During the winter of ’88 and ’89, while all France was astir with elections and preparation for elections for that meeting of the States-General, which was looked to as the nearing dawn after a long night of blackness and misery, Condorcet thought he could best serve the movement by calling the minds of the electors to certain sides of their duty which they might be in some danger of overlooking. One of the subjects, for example, on which he felt most strongly, but on which his countrymen have not shown any particular sensibility, was slavery and the slave trade.[20] With a terseness and force not always characteristic of his writings, he appealed to the electors, while they were reclaiming their own rights in the name of justice, not to forget the half-million blacks, whose rights had been still more shamefully torn away from them, and whose need of justice was more urgent than their own.
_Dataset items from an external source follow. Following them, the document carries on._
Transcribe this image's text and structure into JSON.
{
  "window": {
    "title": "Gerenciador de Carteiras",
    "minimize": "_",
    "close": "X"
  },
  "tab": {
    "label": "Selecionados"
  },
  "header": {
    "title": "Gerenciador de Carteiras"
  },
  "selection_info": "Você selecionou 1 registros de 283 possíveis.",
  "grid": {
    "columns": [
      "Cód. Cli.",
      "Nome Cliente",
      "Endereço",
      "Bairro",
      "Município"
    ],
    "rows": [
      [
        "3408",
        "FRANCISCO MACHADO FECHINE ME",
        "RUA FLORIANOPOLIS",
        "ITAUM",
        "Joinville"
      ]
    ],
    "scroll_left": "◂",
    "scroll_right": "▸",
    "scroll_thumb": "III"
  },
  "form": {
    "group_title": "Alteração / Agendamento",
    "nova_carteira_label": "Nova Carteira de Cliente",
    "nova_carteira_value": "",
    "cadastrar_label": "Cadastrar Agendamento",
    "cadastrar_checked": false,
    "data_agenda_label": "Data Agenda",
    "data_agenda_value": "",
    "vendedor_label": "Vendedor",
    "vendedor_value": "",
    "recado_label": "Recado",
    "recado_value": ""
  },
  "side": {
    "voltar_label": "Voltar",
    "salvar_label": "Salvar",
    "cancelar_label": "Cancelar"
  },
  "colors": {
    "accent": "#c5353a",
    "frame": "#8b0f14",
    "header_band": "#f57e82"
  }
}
In the same spirit he published a vehement and ingenious protest against the admission of representatives from the St. Domingo plantations to the National Assembly, showing how grossly inconsistent it was with every idea of a free and popular chamber that men should sit as representatives of others who had never chosen them, and that they should invoke natural rights in their own favour, when at the same instant they were violating the most elementary and undisputed natural rights of mankind in their own country.[21]
Of general precepts he never tired; one series of them followed another. To us many of them may seem commonplace; but we should reflect that the election of representatives was an amazing novelty in France, and Condorcet knew men well enough to be aware of the hazards of political inexperience. Beware of choosing a clever knave, he said, because he will follow his own interest and not yours; but at the same time beware of choosing a man for no better reason than that he is honest, because you need ability quite as much as you need probity. Do not choose a man who has ever taken sides against the liberty of any portion of mankind; nor one whose principles were never known until he found out that he wanted your votes. Be careful not to mistake heat of head for heat of soul; because what you want is not heat but force, not violence but steadfastness. Be careful, too, to separate a man’s actions from the accidents of his life; for one may be the enemy or the victim of a tyrant without being the friend of liberty. Do not be carried away by a candidate’s solicitations; but at the same time, make allowance for the existing effervescence of spirits. Prefer those who have decided opinions to those who are always inventing plans of conciliation; those who are zealous for the rights of man to those who only profess pity for the misfortunes of the people; those who speak of justice and reason, to those who speak of political interests and of the prosperity of commerce. Distrust those who appeal to sentiment in matters that can be decided by reason; prefer light to eloquence; and pass over those who declare themselves ready to die for liberty, in favour of those who know in what liberty consists.[22]